All of the facilities mentioned above also needed major renovations, and our schools needed educational scholarships. However, there was no money for those needs. But God led us to develop an organization of volunteers and a conference capital campaign, which led to members giving untold days of service and about $11 million. Through years of consistent prayer, the conference experienced uncounted miracles. Money ept coming from members and church friends.

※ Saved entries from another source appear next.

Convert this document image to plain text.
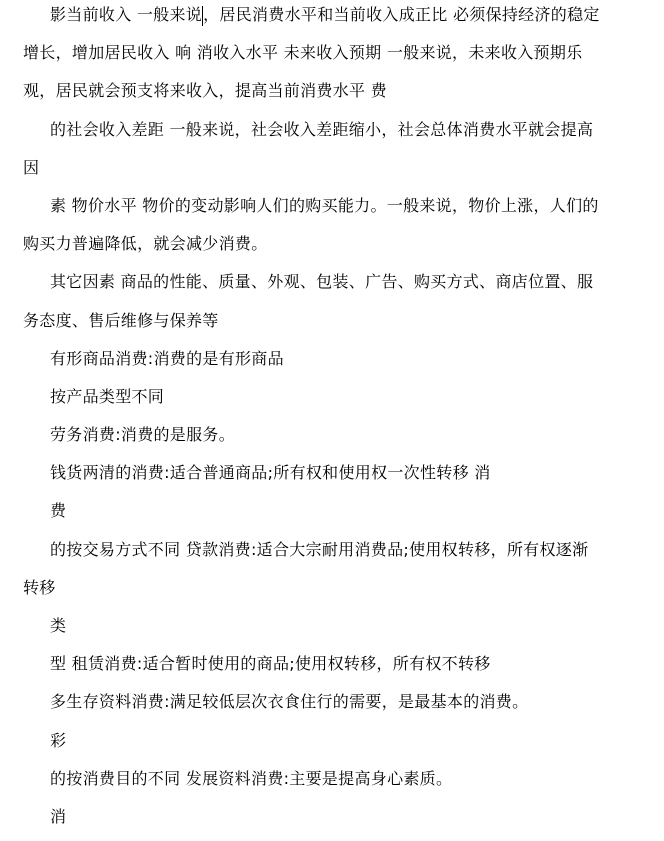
影当前收入 一般来说，居民消费水平和当前收入成正比 必须保持经济的稳定
增长，增加居民收入 响 消收入水平 未来收入预期 一般来说，未来收入预期乐
观，居民就会预支将来收入，提高当前消费水平 费
的社会收入差距 一般来说，社会收入差距缩小，社会总体消费水平就会提高
因
素 物价水平 物价的变动影响人们的购买能力。一般来说，物价上涨，人们的
购买力普遍降低，就会减少消费。
其它因素 商品的性能、质量、外观、包装、广告、购买方式、商店位置、服
务态度、售后维修与保养等
有形商品消费:消费的是有形商品
按产品类型不同
劳务消费:消费的是服务。
钱货两清的消费:适合普通商品;所有权和使用权一次性转移 消
费
的按交易方式不同 贷款消费:适合大宗耐用消费品;使用权转移，所有权逐渐
转移
类
型 租赁消费:适合暂时使用的商品;使用权转移，所有权不转移
多生存资料消费:满足较低层次衣食住行的需要，是最基本的消费。
彩
的按消费目的不同 发展资料消费:主要是提高身心素质。
消
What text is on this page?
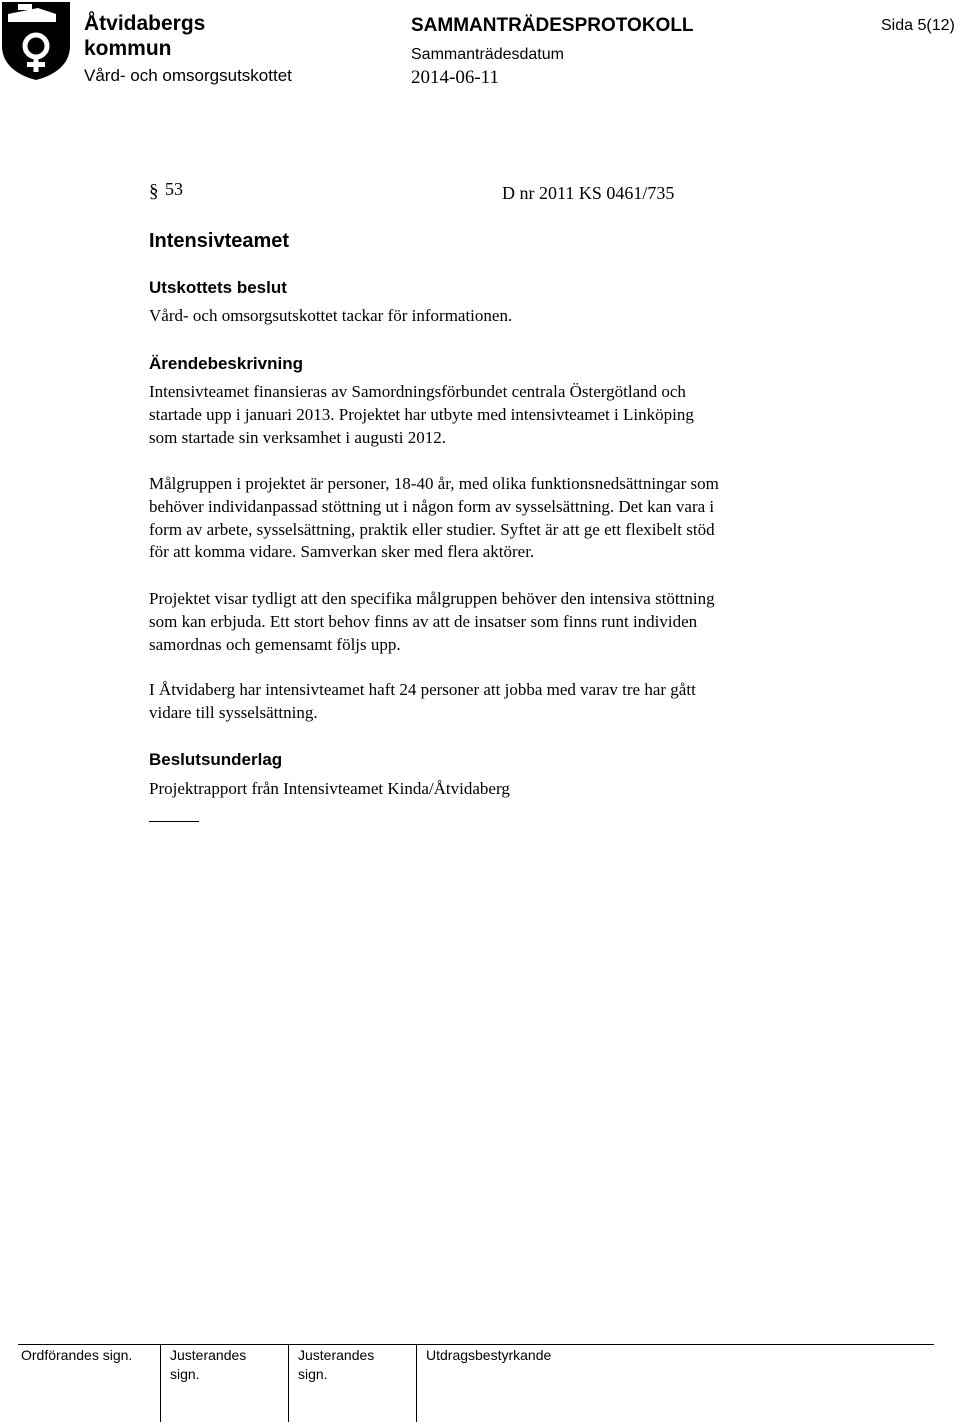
Åtvidabergs
kommun
Vård- och omsorgsutskottet
SAMMANTRÄDESPROTOKOLL
Sammanträdesdatum
2014-06-11
Sida 5(12)
§ 53	D nr 2011 KS 0461/735
Intensivteamet
Utskottets beslut
Vård- och omsorgsutskottet tackar för informationen.
Ärendebeskrivning
Intensivteamet finansieras av Samordningsförbundet centrala Östergötland och
startade upp i januari 2013. Projektet har utbyte med intensivteamet i Linköping
som startade sin verksamhet i augusti 2012.
Målgruppen i projektet är personer, 18-40 år, med olika funktionsnedsättningar som
behöver individanpassad stöttning ut i någon form av sysselsättning. Det kan vara i
form av arbete, sysselsättning, praktik eller studier. Syftet är att ge ett flexibelt stöd
för att komma vidare. Samverkan sker med flera aktörer.
Projektet visar tydligt att den specifika målgruppen behöver den intensiva stöttning
som kan erbjuda. Ett stort behov finns av att de insatser som finns runt individen
samordnas och gemensamt följs upp.
I Åtvidaberg har intensivteamet haft 24 personer att jobba med varav tre har gått
vidare till sysselsättning.
Beslutsunderlag
Projektrapport från Intensivteamet Kinda/Åtvidaberg
Ordförandes sign.	Justerandes
sign.
Justerandes
sign.
Utdragsbestyrkande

Our family was led by God to give in faith nearly half of our income to tithe, offerings, and outreaches when it seemed humanly impossible with a son in college and one in academy. But God blessed us in amazing ways to meet all our needs for the future. Even now, we cannot praise God enough for so many blessings, His continual care, and our sons and their families that live in sacrificial stewardship ways—that is worth more than any material blessings!


FORWARD IN FAITH
The list could go on and on of miracles in personnel, relationships, ministries, outreach, and finances, and the uncounted blessings we have seen around the world in the past 10 years as we have traveled, teaching and ministering for the General Conference Ministerial Association. He works the same way all over the world when His people call much on His name and follow His leading!

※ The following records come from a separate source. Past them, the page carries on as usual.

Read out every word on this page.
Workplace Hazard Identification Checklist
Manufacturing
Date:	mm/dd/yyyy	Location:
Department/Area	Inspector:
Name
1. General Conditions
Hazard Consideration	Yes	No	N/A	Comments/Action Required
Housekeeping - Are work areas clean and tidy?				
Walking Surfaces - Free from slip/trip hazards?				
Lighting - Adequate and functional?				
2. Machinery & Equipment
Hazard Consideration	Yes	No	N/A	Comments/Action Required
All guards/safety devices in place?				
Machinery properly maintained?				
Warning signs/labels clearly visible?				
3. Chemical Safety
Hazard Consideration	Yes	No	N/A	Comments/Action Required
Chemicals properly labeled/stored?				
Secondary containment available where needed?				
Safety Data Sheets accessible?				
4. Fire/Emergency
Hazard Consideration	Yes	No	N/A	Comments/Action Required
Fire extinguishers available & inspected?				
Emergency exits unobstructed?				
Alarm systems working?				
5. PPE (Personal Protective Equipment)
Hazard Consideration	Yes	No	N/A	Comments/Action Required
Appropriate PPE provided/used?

“The means in our possession may not seem to be sufficient for the work; but if we will move forward in faith, believing in the all-sufficient power of God, abundant resources will open before us. If the work be of God, He Himself will provide the means for its accomplishment. . . . If we go to the Source of all strength, with our hands of faith outstretched to receive, we shall be sustained in our work, even under the most forbidding circumstances, and shall be enabled to give to others the bread of life.”4

This crisis time can be our “book of Acts” moment! Those early believers had little money, no church buildings, few pastors, and no big institutions, and they were being persecuted. But God turned the world upside down through them as they answered the call of Jesus in Acts 1:8, praying and  seeking the Holy Spirit until the baptism fell on them.

What can He do through us in this crucial time of earth’s history? We do not want to return to “normal” if that normal is Laodicea! This crisis time can move us into the last great explosion of Spirit-led revival and reformation leading to Christ’s second coming. As we face the upcoming financial challenges, instead of being anxious and depending on human methods and conventional wisdom, we need to follow the process they did over and over in the book of Acts. In each challenge, persecution, or obstacle, the first Christians would gather together, pray, and fast. The Holy Spirit showed up, and the Word of God went forth in power. Some were converted, and others rejected the message. Nevertheless, the church grew dramatically, and the first Christians took the gospel to the whole world in about 25 years! Even though they had little money, no churches, few pastors, no institutions, and little education, God gave them all they needed and more, plus He got all the glory! God is calling us to help Him write the last chapter of the book of Acts as He prepares for His coming
so very soon. He is always able to make less become more!

 


1 Ellen G. White, The Ministry of Healing, p. 481.
2 Ibid., p. 474.
3 The financial help materials of both Larry Burkett and later Dave Ramsey were invaluable.
4 Ellen G. White, The Desire of Ages, p. 371.